Existe esta abertura, porque a lei pune aqueles que prejudicam os outros. Isto
também visa os fundamentalistas. É claro que não existe um diálogo real que
mude os conceitos e o modo de viver. Por exemplo, não existe liberdade
religiosa como na Europa ou mesmo no Líbano, que é muito mais avançado do que o
resto dos países árabes em termos de liberdade de religião e de expressão.
Mossul será capaz de restaurar sua vocação histórica de
paz e coexistência religiosa?
Mossul é a cidade de Jonas, a cidade que deu muitos
profetas. Hoje, muitos muçulmanos, cristãos, yazidis e shabaks estão fazendo um
retorno à sua própria história para a mostrar. A assiriologia nos níveis
linguístico, histórico e arquitetônico está voltando ao primeiro plano.

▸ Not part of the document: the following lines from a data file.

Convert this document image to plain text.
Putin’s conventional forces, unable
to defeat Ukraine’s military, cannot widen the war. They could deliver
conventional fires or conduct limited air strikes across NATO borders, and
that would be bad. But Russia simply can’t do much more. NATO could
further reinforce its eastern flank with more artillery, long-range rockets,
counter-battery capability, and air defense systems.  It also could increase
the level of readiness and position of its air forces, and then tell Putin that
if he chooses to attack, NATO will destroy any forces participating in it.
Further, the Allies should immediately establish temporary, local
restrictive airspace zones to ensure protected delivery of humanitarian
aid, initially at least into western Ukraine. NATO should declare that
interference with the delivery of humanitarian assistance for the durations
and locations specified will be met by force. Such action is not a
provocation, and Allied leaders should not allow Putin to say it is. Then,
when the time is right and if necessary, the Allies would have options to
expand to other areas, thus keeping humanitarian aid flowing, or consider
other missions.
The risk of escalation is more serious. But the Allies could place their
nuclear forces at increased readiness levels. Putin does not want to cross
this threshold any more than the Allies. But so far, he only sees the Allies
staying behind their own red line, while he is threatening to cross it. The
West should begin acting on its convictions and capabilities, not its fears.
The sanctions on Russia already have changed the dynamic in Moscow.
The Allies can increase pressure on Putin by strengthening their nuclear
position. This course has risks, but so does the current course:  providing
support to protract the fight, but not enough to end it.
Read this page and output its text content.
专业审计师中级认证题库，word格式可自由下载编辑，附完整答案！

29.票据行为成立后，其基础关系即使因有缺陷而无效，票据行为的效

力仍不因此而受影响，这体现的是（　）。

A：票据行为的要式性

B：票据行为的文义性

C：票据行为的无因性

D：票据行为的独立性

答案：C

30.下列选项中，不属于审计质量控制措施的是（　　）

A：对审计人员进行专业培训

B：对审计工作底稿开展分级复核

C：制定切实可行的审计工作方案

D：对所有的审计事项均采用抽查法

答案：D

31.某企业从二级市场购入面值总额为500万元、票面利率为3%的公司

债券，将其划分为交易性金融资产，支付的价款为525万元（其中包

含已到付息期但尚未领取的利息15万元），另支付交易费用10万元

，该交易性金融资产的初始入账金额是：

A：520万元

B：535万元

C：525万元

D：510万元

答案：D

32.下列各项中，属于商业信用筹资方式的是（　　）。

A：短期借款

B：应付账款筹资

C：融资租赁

As muralhas de Nínive, por exemplo, começaram a ser
restauradas. Os jovens universitários são atraídos pelos símbolos dos impérios
assírio e babilônico, pelas imagens desta antiga Mesopotâmia, berço da escrita
e da humanidade. É algo muito bonito que se manifesta através da arte, dos
monumentos, do urbanismo. Voltamos a colocar estátuas nas ruas, voltamos a
falar do rei Nabucodonosor, o que há algum tempo era impensável por motivos de
idolatria.
Vemos cada vez menos pessoas ideologicamente fechadas. Ando
pelas ruas com meu hábito vermelho e preto de arcebispo, as pessoas me
cumprimentam, tomamos chá, conversamos livremente com as pessoas, sem qualquer
humilhação ou violência.
Como explicar esta clara melhoria no diálogo e na
fraternidade?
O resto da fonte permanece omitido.